[whatwg] Microdata
Edward O'Connor
hober0 at gmail.com
Sat Aug 22 22:13:45 PDT 2009
On Saturday, August 22, 2009, Eduard Pascual <herenvardo at gmail.com> wrote:
> On Sat, Aug 22, 2009 at 11:51 PM, Ian Hickson<ian at hixie.ch> wrote:
>>
>> Based on some of the feedback on Microdata recently, e.g.:
>>
>> http://www.jenitennison.com/blog/node/124
>>
>> ...and a number of e-mails sent to this list and the W3C lists, I am going
>> to try some tweaks to the Microdata syntax. Google has kindly offered to
>> provide usability testing resources so that we can try a variety of
>> different syntaxes and see which one is easiest for authors to understand.
>>
>> If anyone has any concrete syntax ideas that they would like me to
>> consider, please let me know. There's a (pretty low) limit to how many
>> syntaxes we can perform usability tests on, though, so I won't be able to
>> test every idea.
>>
>
> This would be more than just tweaking the syntax, but I think
> appropriate to bring forth my CRDF proposal as a suggestion for an
> alternative to Microdata. For reference, the latest version of the
> document can be found at [1], and the discussion that has happenned
> about it can be found at [2].
>
> Rather than just saying "use that syntax", I'm including here what IMO
> are the most prominent advantages (and potential issues) of that
> proposal, in no particular order:
>
> + Optional use of selectors: while the ability to use selectors seems
> quite useful, specially to handle "list" or "collection" cases, it has
> been argued that users may have problems with elaborated selectors.

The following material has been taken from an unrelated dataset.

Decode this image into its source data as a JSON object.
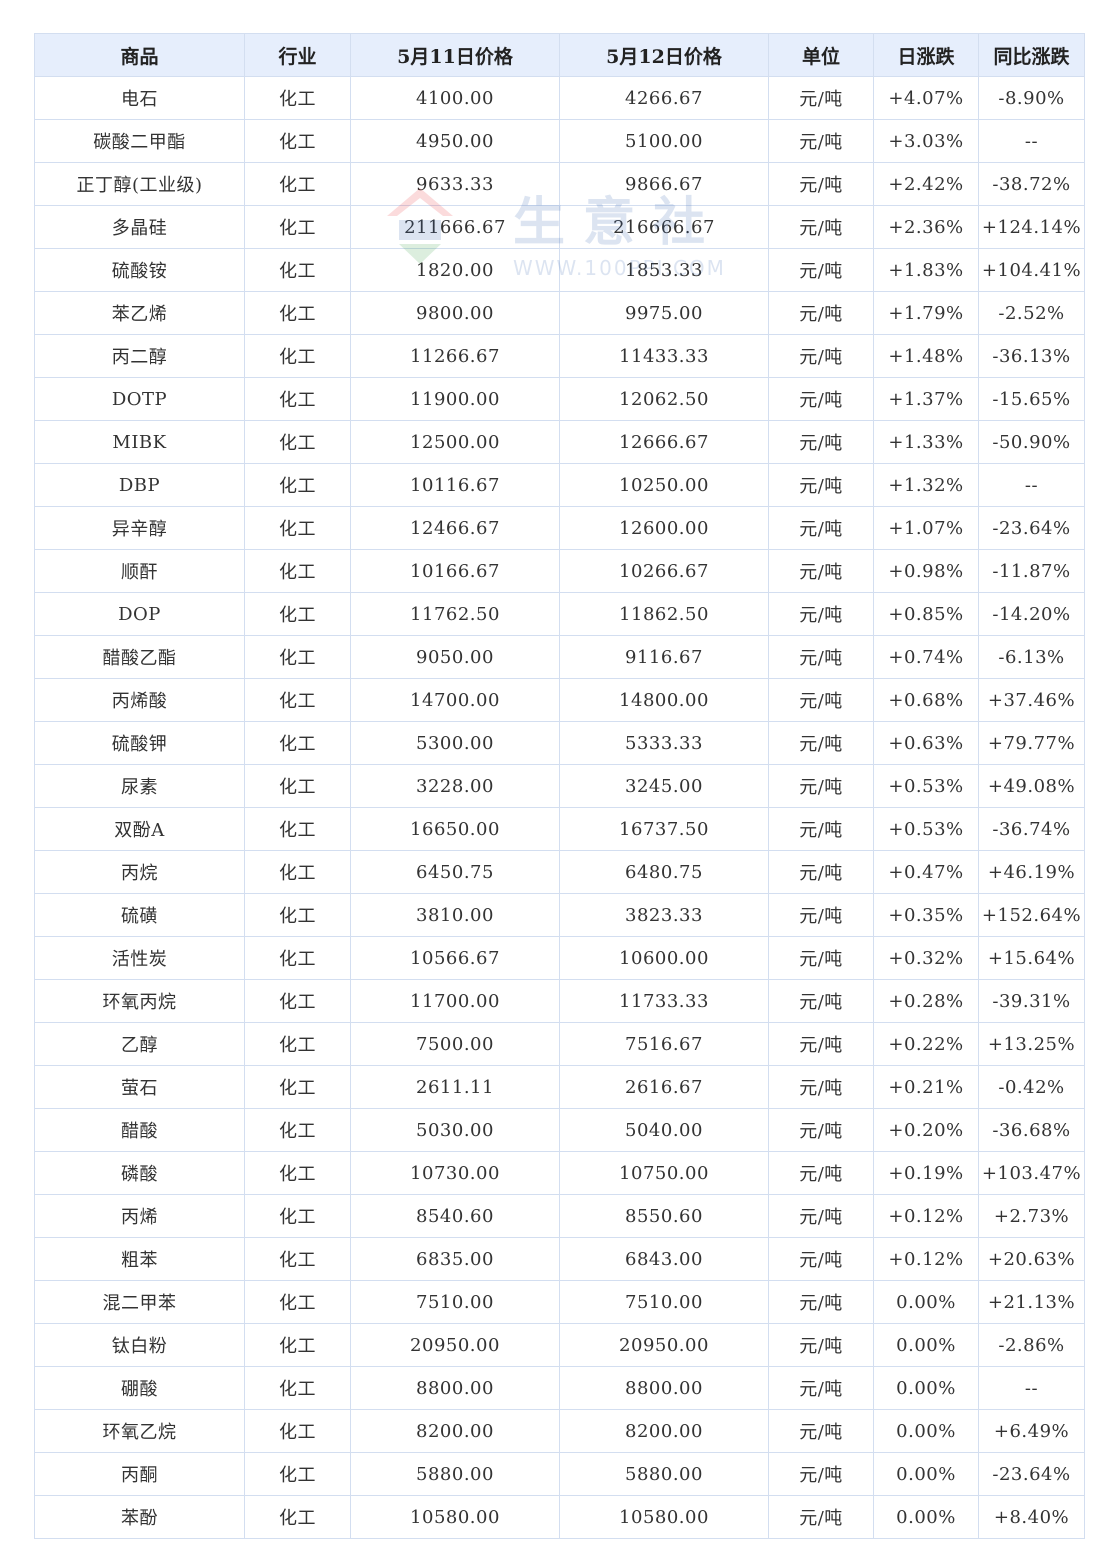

> Since the last update of the CRDF document, this is addressed with the
> expanded inline content model: it should possible to express with only
> inline CRDF, and without using selectors at all, any semantics that
> can be represented with RDFa, Microdata, EASE, or eRDF. In other
> words: while CRDF can take full benefit of selectors to make better
> and/or clearer documents, it can still handle most cases (those
> actually handled by existing solutions) without them.
>
> + Microformats mapping: for good data (specifically, all content that
> doesn't duplicate any "singular" property), CRDF allows trivially
> mapping Microformat-marked data to an arbitrary RDF vocabulary (or
> even to multiple, overlapping vocabularies), thus allowing its re-use
> with RDF-related tools and/or combining it with RDF data from other
> sources and/or marked with other syntaxes. In order to achieve 100%
> compatibility with Microformats.org' processing model (including any
> form of bad data), a minor addition to Selectors is suggested in the
> document, although no substantial feedback has been given on it
> (neither against nor in favor).
>
> + Microformats-like but decentralized: the main issue with
> Microformats, at least with non-widespread vocabularies, is
> centralization: it requires a criticall mass of use-cases to get the
> Microformats community to engage in the process of creating a new
> vocabulary. With CRDF, any author may build their own vocabulary
> (implementing it as a CRDF mapping to RDF) and use it on their pages.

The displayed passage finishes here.